Arkadaşları söylüyor... Köpeğini gezdirdiği ilk gün gözlerindeki mutluluğu bir Serkan’da bir de çocukta görebilirsiniz...
Bu duygusal çocuğun hiç mi kötü tarafı yok? Yıllarca G.Birliği’ni adım adım izleyen dostum Serdar Uluer’e sordum...
‘Var, kötü bir huyu var’ dedi ve ekledi...
‘Uykucunun kralıdır.’
Bu huyu Serkan’ın başına çok işler açmış. Özellikle kamplarda uyuyup kalırmış. Ve ardından da cezayı yermiş... Yine Serdar’ın söylediğine göre, F.Bahçe’ye transferi gerçekleştiği gün bir korkudur almış Serkan’ı...
F.Bahçe’de de uyur kalırsam...
GELDİM, Serkan’ın teknik yönlerine...
Onu, hocalığını yapan Erdoğan Arıca’ya sordum...
Hocam, Serkan’ı anlatır mısın?
Her teknik adamın takımında görmek istediği bir oyuncu.
Top rakipteyken, Serkan’ın değeri bir kat daha artar.
Rakibi kovalar, oyundan bıktırır.
Temposu müthiştir.
Savunma yönü daha güçlüdür.
Yine sordum Erdoğan Hoca’ya...
Ya, ofansif yönü?
Yavaş yavaş topla ilişkilerini geliştiriyor.
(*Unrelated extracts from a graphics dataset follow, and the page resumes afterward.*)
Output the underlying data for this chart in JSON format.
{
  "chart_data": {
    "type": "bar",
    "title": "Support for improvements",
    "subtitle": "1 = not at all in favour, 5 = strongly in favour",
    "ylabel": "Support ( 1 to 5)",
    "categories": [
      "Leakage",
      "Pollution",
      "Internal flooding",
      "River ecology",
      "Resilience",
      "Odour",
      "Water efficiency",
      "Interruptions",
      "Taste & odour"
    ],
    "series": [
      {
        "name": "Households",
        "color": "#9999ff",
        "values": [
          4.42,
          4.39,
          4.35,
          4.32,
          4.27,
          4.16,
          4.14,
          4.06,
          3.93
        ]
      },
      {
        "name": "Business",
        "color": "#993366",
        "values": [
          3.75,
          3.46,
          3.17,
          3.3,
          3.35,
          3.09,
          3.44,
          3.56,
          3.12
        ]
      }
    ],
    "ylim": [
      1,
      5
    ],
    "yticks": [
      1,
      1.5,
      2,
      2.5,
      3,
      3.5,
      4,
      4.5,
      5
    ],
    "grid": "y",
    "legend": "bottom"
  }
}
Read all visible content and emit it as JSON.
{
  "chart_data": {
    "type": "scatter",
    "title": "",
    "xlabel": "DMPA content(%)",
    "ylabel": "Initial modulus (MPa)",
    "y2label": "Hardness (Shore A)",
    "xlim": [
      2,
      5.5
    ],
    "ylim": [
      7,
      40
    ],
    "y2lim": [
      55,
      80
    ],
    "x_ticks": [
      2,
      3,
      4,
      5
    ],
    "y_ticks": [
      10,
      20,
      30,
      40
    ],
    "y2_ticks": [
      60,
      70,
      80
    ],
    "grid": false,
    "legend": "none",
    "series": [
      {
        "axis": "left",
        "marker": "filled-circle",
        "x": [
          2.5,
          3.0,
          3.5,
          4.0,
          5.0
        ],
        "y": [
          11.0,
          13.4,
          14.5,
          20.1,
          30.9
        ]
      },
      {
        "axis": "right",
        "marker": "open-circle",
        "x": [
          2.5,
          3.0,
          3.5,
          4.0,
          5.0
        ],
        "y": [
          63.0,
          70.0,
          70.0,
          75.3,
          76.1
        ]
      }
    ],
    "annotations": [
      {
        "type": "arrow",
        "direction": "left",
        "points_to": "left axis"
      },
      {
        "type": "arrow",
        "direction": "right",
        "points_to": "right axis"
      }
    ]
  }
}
Ancak, henüz istenilen kıvamda değil. Yine de tam bir orta saha oyuncusu. Söylediğim gibi, her teknik direktörün takımında arayacağı bir futbolcu.
Peki, Fenerbahçe’de başarılı olur mu?
Şimdiden bir şey söyleyemem. Büyük takımların havası başkadır.
***
İŞTE böyle bir futbolcu geldi F.Bahçe’ye. Araba ve sürat delisi... Kilo almaktan ödü kopan, baskülden hiç inmeyen ve ağzına tatlı koymayan, beyni futbolla dolu bir genç... İngiltere, İtalya ve İspanya’da oynama düşleri ile yaşayan Serkan’ın inatla dil öğrenmesinin bir nedeni de, böyle bir özlemden kaynaklanıyor. Sürat çılgını Serkan, belki de F.Bahçe’de fazla kalmaz...
Bir-iki yıl sonra basar gaza ve gider Avrupa’ya!
UYKUCU STAR
Özellikle kamplarda başını yastıktan kaldırmaz. Bu yüzden çok idman kaçırmıştır. F.Bahçe’ye transfer olduğu gün bir korkudur alır Serkan’ı: ‘Ya, F.Bahçe’de de uyursam...’
ODA HAPSİ...
Abdullah Ercan ile giriştiği bir ikili mücadelede kırmızı kart görür. Bu, Serkan’ın ilk kırmızı kartıdır. Hemen odasına kapanır ve iki gün dışarı çıkmaz. Bir bakıma kendini cezalandırır.